The ML operations
Internal solutions require you to design, implement and maintain the required models and infrastructure, but in return, you will own the entire platform and benefit from a long-term cost advantage and a technological edge in the market. In this section, we provide an overview of key aspects to consider when designing internal Machine Learning solutions.
As a guiding principle, when you begin planning an ML solution, start by considering the requirements for integrating the complete solution in a production environment. Then consider the requirements of a minimum viable product (MVP) that is tightly constrained but fully integrated into your overall system. And finally, the requirements of a proof of concept (PoC) that can be executed with limited data and in an isolated environment. Conversely, when you begin implementing an ML solution, proceed in the reverse order: from PoC to MVP to production (Ameisen, 2020).
| Adapt to constant evolutions
The benefits of implementing state-of-the-art ML algorithms are clear when they give you a technological advantage in the market. ML is constantly evolving, so even if the engineer implemented a few weeks before a solution similar to the one required for your use case, it is a good practice to search whether there has been any development in the relevant ML topics since then. Such developments may reduce the amount of training data, computing time and computing costs required to achieve the desired accuracy.

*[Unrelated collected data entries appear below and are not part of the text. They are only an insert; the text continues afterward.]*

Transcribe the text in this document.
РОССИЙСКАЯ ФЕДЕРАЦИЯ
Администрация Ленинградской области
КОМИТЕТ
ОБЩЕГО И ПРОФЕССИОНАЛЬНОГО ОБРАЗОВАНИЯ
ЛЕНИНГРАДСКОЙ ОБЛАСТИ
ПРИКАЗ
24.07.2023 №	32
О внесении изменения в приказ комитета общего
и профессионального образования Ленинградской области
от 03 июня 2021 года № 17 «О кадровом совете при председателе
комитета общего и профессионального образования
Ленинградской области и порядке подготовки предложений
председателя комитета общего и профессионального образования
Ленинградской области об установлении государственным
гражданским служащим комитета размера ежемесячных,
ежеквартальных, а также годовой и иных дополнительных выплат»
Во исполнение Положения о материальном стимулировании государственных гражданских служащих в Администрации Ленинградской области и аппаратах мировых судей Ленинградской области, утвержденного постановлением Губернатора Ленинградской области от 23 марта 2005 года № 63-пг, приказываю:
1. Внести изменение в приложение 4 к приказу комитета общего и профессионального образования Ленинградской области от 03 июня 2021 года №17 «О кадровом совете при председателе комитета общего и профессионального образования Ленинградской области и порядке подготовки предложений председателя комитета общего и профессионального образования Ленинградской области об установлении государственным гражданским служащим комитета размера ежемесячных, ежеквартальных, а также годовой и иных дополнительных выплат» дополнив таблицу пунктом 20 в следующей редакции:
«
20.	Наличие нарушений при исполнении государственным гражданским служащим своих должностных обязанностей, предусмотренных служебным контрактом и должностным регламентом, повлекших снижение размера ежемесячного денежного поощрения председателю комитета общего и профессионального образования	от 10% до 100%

| A body is needed to ground
| the brain into the world
When people look at Artificial Intelligence or Machine Learning applications, they often think of algorithms that function as the brain of a system that performs a complex task. What they are often not aware of, is that such a brain requires a body to ground itself into the world.
The embodiment of ML algorithms determines the memory, computing power, sensing bandwidth and communication speed they will be able to exploit for the task to be performed (Gift & Deza, 2021). The implementation of such a body may even require most of the project resources during the development of internal solutions. This is an important factor to help you to plot more accurately the implementation roadmap and thus reduce the risk of delays and underestimating budgets.
Typically, ML algorithms require two types of embodiment: one for learning (model training) and another for laboring (inference in production).
The learning infrastructure has a focus on memory-rich hardware for parallel computation and efficient read/write operations with the relevant databases. In some cases, though, such infrastructure may not be required as pre-trained models might be available and accurate enough for the task at hand. This is possible with some open-source models, or models purchased from external providers that trained them using their own infrastructure.
The laboring infrastructure also requires hardware for parallel computation. However, the memory requirements are reduced once a model finishes training and it can be optimized by reducing its size (number of parameters). Such optimization can reduce the operating costs considerably, especially when using GPU cloud instances.
| Some models might need
| frequent updates
You should understand the update frequency that your models require, no matter if you own both infrastructures (that is for learning and laboring), or just for laboring. In some cases, such updates may simply consist of replacing the model with a smaller or more efficient one, just like swapping one file for another. In other cases, you may need to retrain your models every few months, weeks or days, depending on how frequently their world changes. For example, an autonomous driving car may need to learn to detect an updated version of a traffic sign every few years, or a speech recognition system may need to learn new slang every few weeks.
The required update frequency has a large impact on the architecture design, so it is important to discuss it early on during the first stages of development. Hybrid systems are a common case, in which a human-in-the-loop reviews the edge cases where the model has low confidence in some predictions. In such scenarios, a good user interface may be crucial to obtain continuous and well-standardized feedback that allows the model to catch up with a constantly changing world. Recent advances in continual learning are bringing together both the learning and the laboring stages, effectively simplifying the design, implementation and maintenance of ML systems (Parisi, 2019). However, the field of continual learning is still in its infancy, and not all ML applications in production environments are amenable to its use.
| Be alerted when data shifts
Finally, once you have built the infrastructure for the learning and laboring of your ML models, the last stage is to monitor the quality of the data being ingested by the system. Mainly, you need to understand whether a sudden drop in the accuracy of your model predictions is due to changes in the quality of the data, the content of the data or the behavior of the internal infrastructure (Ng, 2018). Monitoring is related to data engineering and presents different challenges depending on the embodiment required by the application. It can be the case that IoT or mobile devices have limited resources to assess the incoming data, or that data privacy regulations constrain its inspection, so you may need to consult with external specialists for ad hoc solutions.